If your pet tries to shake their head, let them because it allows the debris and wax to break apart. After folding back your pet’s outer ear, slowly clean up any dirt or wax that is visible, until it becomes clean. Remember to give treats throughout the process, so that your pet can come to terms with ear cleaning as well. Apply the ear wash solution liberally into the ear canal and massage the base of the ear. Repeat the cleaning process with your pet until you can’t see any wax on the cotton ball.
For excessively dirty ears; apply 2-3 times daily over several days. For maintenance of healthy ears; 1-2 times weekly or as often as recommended by your veterinarian. Always apply after bathing or swimming to avoid Otitis Externa or Swimmers Ear.

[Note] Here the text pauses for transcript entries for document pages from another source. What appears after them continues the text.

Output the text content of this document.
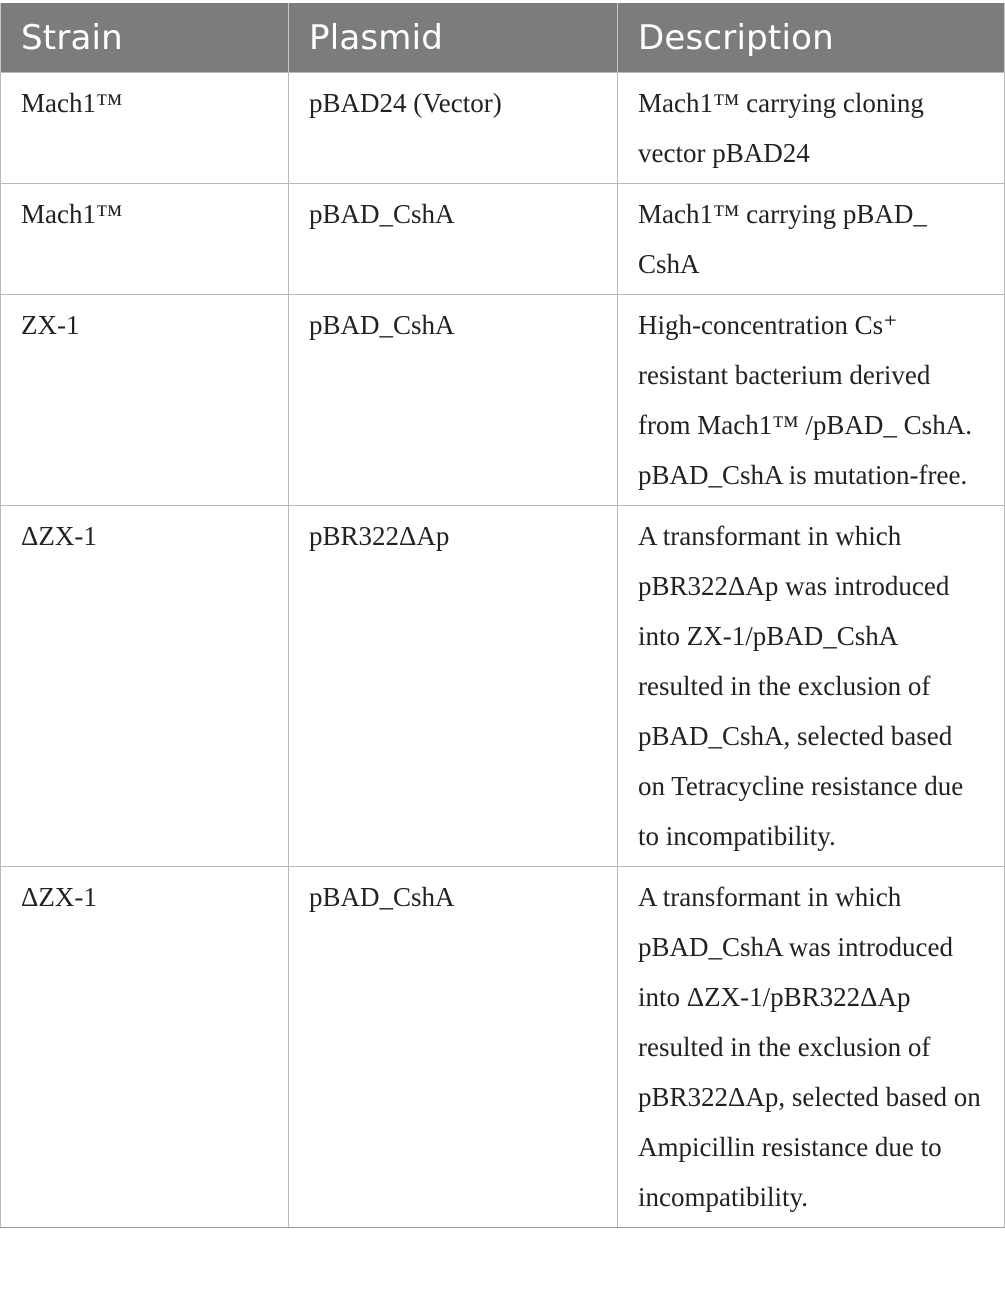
Strain	Plasmid	Description
Mach1™	pBAD24 (Vector)	Mach1™ carrying cloning vector pBAD24
Mach1™	pBAD_CshA	Mach1™ carrying pBAD_ CshA
ZX-1	pBAD_CshA	High-concentration Cs⁺ resistant bacterium derived from Mach1™ /pBAD_ CshA. pBAD_CshA is mutation-free.
ΔZX-1	pBR322ΔAp	A transformant in which pBR322ΔAp was introduced into ZX-1/pBAD_CshA resulted in the exclusion of pBAD_CshA, selected based on Tetracycline resistance due to incompatibility.
ΔZX-1	pBAD_CshA	A transformant in which pBAD_CshA was introduced into ΔZX-1/pBR322ΔAp resulted in the exclusion of pBR322ΔAp, selected based on Ampicillin resistance due to incompatibility.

Even though cleaning out your pet’s ears every week can make you more skilled than an amateur, never attempt to clean further than the outer interior parts of the ear. Deep inner ear cleaning should always be left to a veterinarian professional because the area is highly sensitive and made up of many parts.
While you may be doing a splendid job at getting rid of excess ear wax, it’s still important to take your pet to a professional once every now and then to get his/her ears properly checked. A veterinarian can clean out nasty buildup from the inner ear and also give you tips on how to diagnose an ear infection in your pet.